Five ways retailers trick you into spending more.
Everyone is looking for the best price – especially retailers. They know consumers are becoming more switched on when it comes to identifying shopping tricks, so they’re creating more sophisticated ways of influencing you to spend your hard-earned cash.
Become a savvy shopper by learning the tactics retailers use to make you spend more – and then outsmart them at their own game.
1. Background music
Researchers have found that certain types of background music can positively influence sales. Classical music has been found to make shoppers spend more because it is subconsciously associated with affluence. Music also turns shopping into a pleasurable experience, and you’re more likely to linger in a shop if you enjoy the music, giving you more time to browse.
2. Product placement
Shopper proximity to the product is a major sales tactic.
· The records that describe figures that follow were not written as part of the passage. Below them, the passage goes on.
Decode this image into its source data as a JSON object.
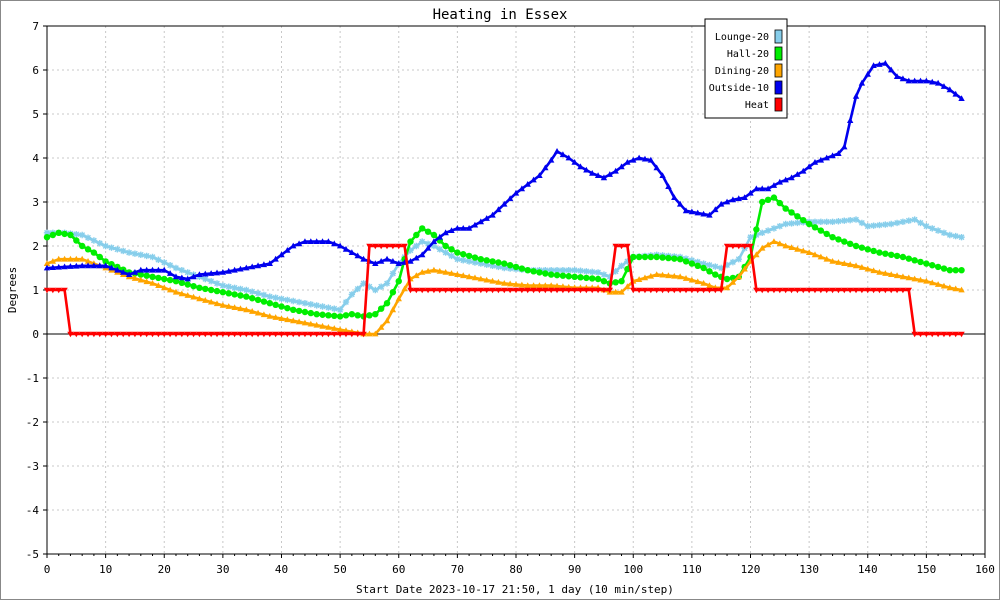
{
  "chart_data": {
    "type": "line",
    "title": "Heating in Essex",
    "xlabel": "Start Date 2023-10-17 21:50, 1 day (10 min/step)",
    "ylabel": "Degrees",
    "xlim": [
      0,
      160
    ],
    "ylim": [
      -5,
      7
    ],
    "xticks": [
      "0",
      "10",
      "20",
      "30",
      "40",
      "50",
      "60",
      "70",
      "80",
      "90",
      "100",
      "110",
      "120",
      "130",
      "140",
      "150",
      "160"
    ],
    "yticks": [
      "-5",
      "-4",
      "-3",
      "-2",
      "-1",
      "0",
      "1",
      "2",
      "3",
      "4",
      "5",
      "6",
      "7"
    ],
    "grid": true,
    "legend_position": "top-right",
    "series": [
      {
        "name": "Lounge-20",
        "color": "#87ceeb",
        "marker": "star",
        "points": [
          [
            0,
            2.3
          ],
          [
            3,
            2.3
          ],
          [
            6,
            2.25
          ],
          [
            10,
            2.0
          ],
          [
            14,
            1.85
          ],
          [
            18,
            1.75
          ],
          [
            22,
            1.5
          ],
          [
            26,
            1.3
          ],
          [
            30,
            1.1
          ],
          [
            34,
            1.0
          ],
          [
            38,
            0.85
          ],
          [
            42,
            0.75
          ],
          [
            46,
            0.65
          ],
          [
            48,
            0.6
          ],
          [
            50,
            0.55
          ],
          [
            52,
            0.9
          ],
          [
            54,
            1.15
          ],
          [
            56,
            1.0
          ],
          [
            58,
            1.15
          ],
          [
            60,
            1.6
          ],
          [
            62,
            1.9
          ],
          [
            64,
            2.1
          ],
          [
            66,
            2.0
          ],
          [
            68,
            1.85
          ],
          [
            70,
            1.7
          ],
          [
            74,
            1.6
          ],
          [
            78,
            1.5
          ],
          [
            82,
            1.45
          ],
          [
            86,
            1.45
          ],
          [
            90,
            1.45
          ],
          [
            94,
            1.4
          ],
          [
            96,
            1.3
          ],
          [
            98,
            1.55
          ],
          [
            100,
            1.75
          ],
          [
            104,
            1.8
          ],
          [
            108,
            1.75
          ],
          [
            112,
            1.6
          ],
          [
            115,
            1.5
          ],
          [
            118,
            1.7
          ],
          [
            120,
            2.2
          ],
          [
            122,
            2.3
          ],
          [
            126,
            2.5
          ],
          [
            130,
            2.55
          ],
          [
            134,
            2.55
          ],
          [
            138,
            2.6
          ],
          [
            140,
            2.45
          ],
          [
            144,
            2.5
          ],
          [
            148,
            2.6
          ],
          [
            150,
            2.45
          ],
          [
            154,
            2.25
          ],
          [
            156,
            2.2
          ]
        ]
      },
      {
        "name": "Hall-20",
        "color": "#00ee00",
        "marker": "circle",
        "points": [
          [
            0,
            2.2
          ],
          [
            2,
            2.3
          ],
          [
            4,
            2.25
          ],
          [
            6,
            2.0
          ],
          [
            8,
            1.85
          ],
          [
            10,
            1.65
          ],
          [
            14,
            1.4
          ],
          [
            18,
            1.3
          ],
          [
            22,
            1.2
          ],
          [
            26,
            1.05
          ],
          [
            30,
            0.95
          ],
          [
            34,
            0.85
          ],
          [
            38,
            0.7
          ],
          [
            42,
            0.55
          ],
          [
            46,
            0.45
          ],
          [
            50,
            0.4
          ],
          [
            52,
            0.45
          ],
          [
            54,
            0.4
          ],
          [
            56,
            0.45
          ],
          [
            58,
            0.7
          ],
          [
            60,
            1.2
          ],
          [
            61,
            1.7
          ],
          [
            62,
            2.1
          ],
          [
            64,
            2.4
          ],
          [
            66,
            2.25
          ],
          [
            68,
            2.0
          ],
          [
            70,
            1.85
          ],
          [
            74,
            1.7
          ],
          [
            78,
            1.6
          ],
          [
            82,
            1.45
          ],
          [
            86,
            1.35
          ],
          [
            90,
            1.3
          ],
          [
            94,
            1.25
          ],
          [
            96,
            1.15
          ],
          [
            98,
            1.2
          ],
          [
            100,
            1.75
          ],
          [
            104,
            1.75
          ],
          [
            108,
            1.7
          ],
          [
            112,
            1.5
          ],
          [
            114,
            1.35
          ],
          [
            116,
            1.25
          ],
          [
            118,
            1.3
          ],
          [
            120,
            1.75
          ],
          [
            122,
            3.0
          ],
          [
            124,
            3.1
          ],
          [
            126,
            2.85
          ],
          [
            130,
            2.5
          ],
          [
            134,
            2.2
          ],
          [
            138,
            2.0
          ],
          [
            142,
            1.85
          ],
          [
            146,
            1.75
          ],
          [
            150,
            1.6
          ],
          [
            154,
            1.45
          ],
          [
            156,
            1.45
          ]
        ]
      },
      {
        "name": "Dining-20",
        "color": "#ffa500",
        "marker": "triangle",
        "points": [
          [
            0,
            1.6
          ],
          [
            2,
            1.7
          ],
          [
            6,
            1.7
          ],
          [
            8,
            1.6
          ],
          [
            10,
            1.5
          ],
          [
            14,
            1.3
          ],
          [
            18,
            1.15
          ],
          [
            22,
            0.95
          ],
          [
            26,
            0.8
          ],
          [
            30,
            0.65
          ],
          [
            34,
            0.55
          ],
          [
            38,
            0.4
          ],
          [
            42,
            0.3
          ],
          [
            46,
            0.2
          ],
          [
            50,
            0.1
          ],
          [
            52,
            0.05
          ],
          [
            54,
            0.0
          ],
          [
            56,
            0.0
          ],
          [
            58,
            0.3
          ],
          [
            60,
            0.8
          ],
          [
            62,
            1.25
          ],
          [
            64,
            1.4
          ],
          [
            66,
            1.45
          ],
          [
            70,
            1.35
          ],
          [
            74,
            1.25
          ],
          [
            78,
            1.15
          ],
          [
            82,
            1.1
          ],
          [
            86,
            1.1
          ],
          [
            90,
            1.05
          ],
          [
            94,
            1.05
          ],
          [
            96,
            0.95
          ],
          [
            98,
            0.95
          ],
          [
            100,
            1.2
          ],
          [
            104,
            1.35
          ],
          [
            108,
            1.3
          ],
          [
            112,
            1.15
          ],
          [
            114,
            1.05
          ],
          [
            116,
            1.05
          ],
          [
            118,
            1.3
          ],
          [
            120,
            1.65
          ],
          [
            122,
            1.95
          ],
          [
            124,
            2.1
          ],
          [
            126,
            2.0
          ],
          [
            130,
            1.85
          ],
          [
            134,
            1.65
          ],
          [
            138,
            1.55
          ],
          [
            142,
            1.4
          ],
          [
            146,
            1.3
          ],
          [
            150,
            1.2
          ],
          [
            154,
            1.05
          ],
          [
            156,
            1.0
          ]
        ]
      },
      {
        "name": "Outside-10",
        "color": "#0000ee",
        "marker": "triangle",
        "points": [
          [
            0,
            1.5
          ],
          [
            6,
            1.55
          ],
          [
            10,
            1.55
          ],
          [
            12,
            1.45
          ],
          [
            14,
            1.35
          ],
          [
            16,
            1.45
          ],
          [
            20,
            1.45
          ],
          [
            22,
            1.3
          ],
          [
            24,
            1.25
          ],
          [
            26,
            1.35
          ],
          [
            30,
            1.4
          ],
          [
            34,
            1.5
          ],
          [
            38,
            1.6
          ],
          [
            40,
            1.8
          ],
          [
            42,
            2.0
          ],
          [
            44,
            2.1
          ],
          [
            48,
            2.1
          ],
          [
            50,
            2.0
          ],
          [
            52,
            1.85
          ],
          [
            54,
            1.7
          ],
          [
            56,
            1.6
          ],
          [
            58,
            1.7
          ],
          [
            60,
            1.6
          ],
          [
            62,
            1.65
          ],
          [
            64,
            1.8
          ],
          [
            66,
            2.1
          ],
          [
            68,
            2.3
          ],
          [
            70,
            2.4
          ],
          [
            72,
            2.4
          ],
          [
            74,
            2.55
          ],
          [
            76,
            2.7
          ],
          [
            78,
            2.95
          ],
          [
            80,
            3.2
          ],
          [
            82,
            3.4
          ],
          [
            84,
            3.6
          ],
          [
            86,
            3.95
          ],
          [
            87,
            4.15
          ],
          [
            89,
            4.0
          ],
          [
            91,
            3.8
          ],
          [
            93,
            3.65
          ],
          [
            95,
            3.55
          ],
          [
            97,
            3.7
          ],
          [
            99,
            3.9
          ],
          [
            101,
            4.0
          ],
          [
            103,
            3.95
          ],
          [
            105,
            3.6
          ],
          [
            107,
            3.1
          ],
          [
            109,
            2.8
          ],
          [
            111,
            2.75
          ],
          [
            113,
            2.7
          ],
          [
            115,
            2.95
          ],
          [
            117,
            3.05
          ],
          [
            119,
            3.1
          ],
          [
            121,
            3.3
          ],
          [
            123,
            3.3
          ],
          [
            125,
            3.45
          ],
          [
            127,
            3.55
          ],
          [
            129,
            3.7
          ],
          [
            131,
            3.9
          ],
          [
            133,
            4.0
          ],
          [
            135,
            4.1
          ],
          [
            136,
            4.25
          ],
          [
            137,
            4.85
          ],
          [
            138,
            5.4
          ],
          [
            139,
            5.7
          ],
          [
            141,
            6.1
          ],
          [
            143,
            6.15
          ],
          [
            145,
            5.85
          ],
          [
            147,
            5.75
          ],
          [
            150,
            5.75
          ],
          [
            152,
            5.7
          ],
          [
            154,
            5.55
          ],
          [
            156,
            5.35
          ]
        ]
      },
      {
        "name": "Heat",
        "color": "#ff0000",
        "marker": "triangle-down",
        "points": [
          [
            0,
            1
          ],
          [
            3,
            1
          ],
          [
            4,
            0
          ],
          [
            54,
            0
          ],
          [
            55,
            2
          ],
          [
            61,
            2
          ],
          [
            62,
            1
          ],
          [
            96,
            1
          ],
          [
            97,
            2
          ],
          [
            99,
            2
          ],
          [
            100,
            1
          ],
          [
            115,
            1
          ],
          [
            116,
            2
          ],
          [
            120,
            2
          ],
          [
            121,
            1
          ],
          [
            147,
            1
          ],
          [
            148,
            0
          ],
          [
            156,
            0
          ]
        ]
      }
    ]
  }
}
Putting a $200 bottle of perfume at eye level with a tester card allows the customer to enjoy the product for free before they purchase it. The same principle is applied with free supermarket samples. One tip is to look below eye level. Less expensive products are usually kept on lower shelves. This trick is also used with children, who often grab toys and ask their parents to buy them.
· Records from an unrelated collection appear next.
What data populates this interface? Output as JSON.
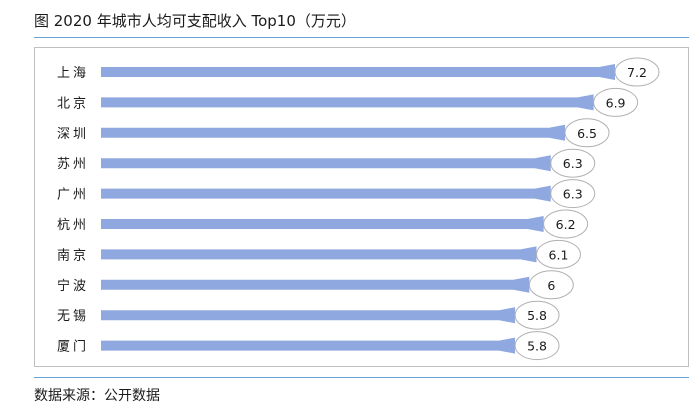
{
  "title": "图 2020 年城市人均可支配收入 Top10（万元）",
  "source": "数据来源：公开数据",
  "colors": {
    "bar": "#8fa8e0",
    "label_border": "#b0b0b0",
    "rule": "#6aa3d6"
  },
  "chart_data": {
    "type": "bar",
    "orientation": "horizontal",
    "title": "图 2020 年城市人均可支配收入 Top10（万元）",
    "xlabel": "",
    "ylabel": "",
    "categories": [
      "上海",
      "北京",
      "深圳",
      "苏州",
      "广州",
      "杭州",
      "南京",
      "宁波",
      "无锡",
      "厦门"
    ],
    "values": [
      7.2,
      6.9,
      6.5,
      6.3,
      6.3,
      6.2,
      6.1,
      6,
      5.8,
      5.8
    ],
    "value_labels": [
      "7.2",
      "6.9",
      "6.5",
      "6.3",
      "6.3",
      "6.2",
      "6.1",
      "6",
      "5.8",
      "5.8"
    ],
    "xlim": [
      0,
      7.2
    ],
    "grid": false,
    "legend": "none"
  }
}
Shops typically use colourful price tags to give customers the perception of a bargain. Tags are laid over the original price to make the product stand out. The fact is, much of the time the new price is the same as the original price or only a few cents less. So it pays to check before you buy.
Other ways shops use pricing to lure in shoppers is by the numbers themselves. Retailers know that $9.99 looks more appealing than $10.00. By focusing on the dollar amount and ignoring the cents, it becomes easier to spend money on the belief of getting a bargain. It’s called the ‘left-digit effect.’
4. Sale items
While bargain bins can offer useful products at great discounts, it’s worth knowing that retailers use this tactic to encourage you buy more than just that one item. In retail language, it is called the ‘open-the-wallet effect’. It’s an easy trap into which to fall. A shopper, who commits to buying a $2 mug, could be tempted to keep looking in the bins. Since they are already spending money in the shop, they might as well see what other products are on offer.
5. A place to rest
Shopping is a tiring experience – and retailers know this. Kindly, many of them provide seating inside the shop, often nearby the change room. These rest areas are places where customers can unload and have some thinking space – perhaps consider whether to buy that cardigan. Be wary of these rest areas, as they are often placed next to deliberately placed displays of products.
Another way that retailers take full advantage of shopper ‘down time’ is through the introduction of a café. Think IKEA and Costco – both these shops have eateries as part of their businesses. Not only can they make a little extra cash from shoppers, but they also provide them with somewhere to refresh themselves onsite, so they can continue shopping.
Of which other retail tricks are you aware? Why not share them so we can all become even better savvy shoppers?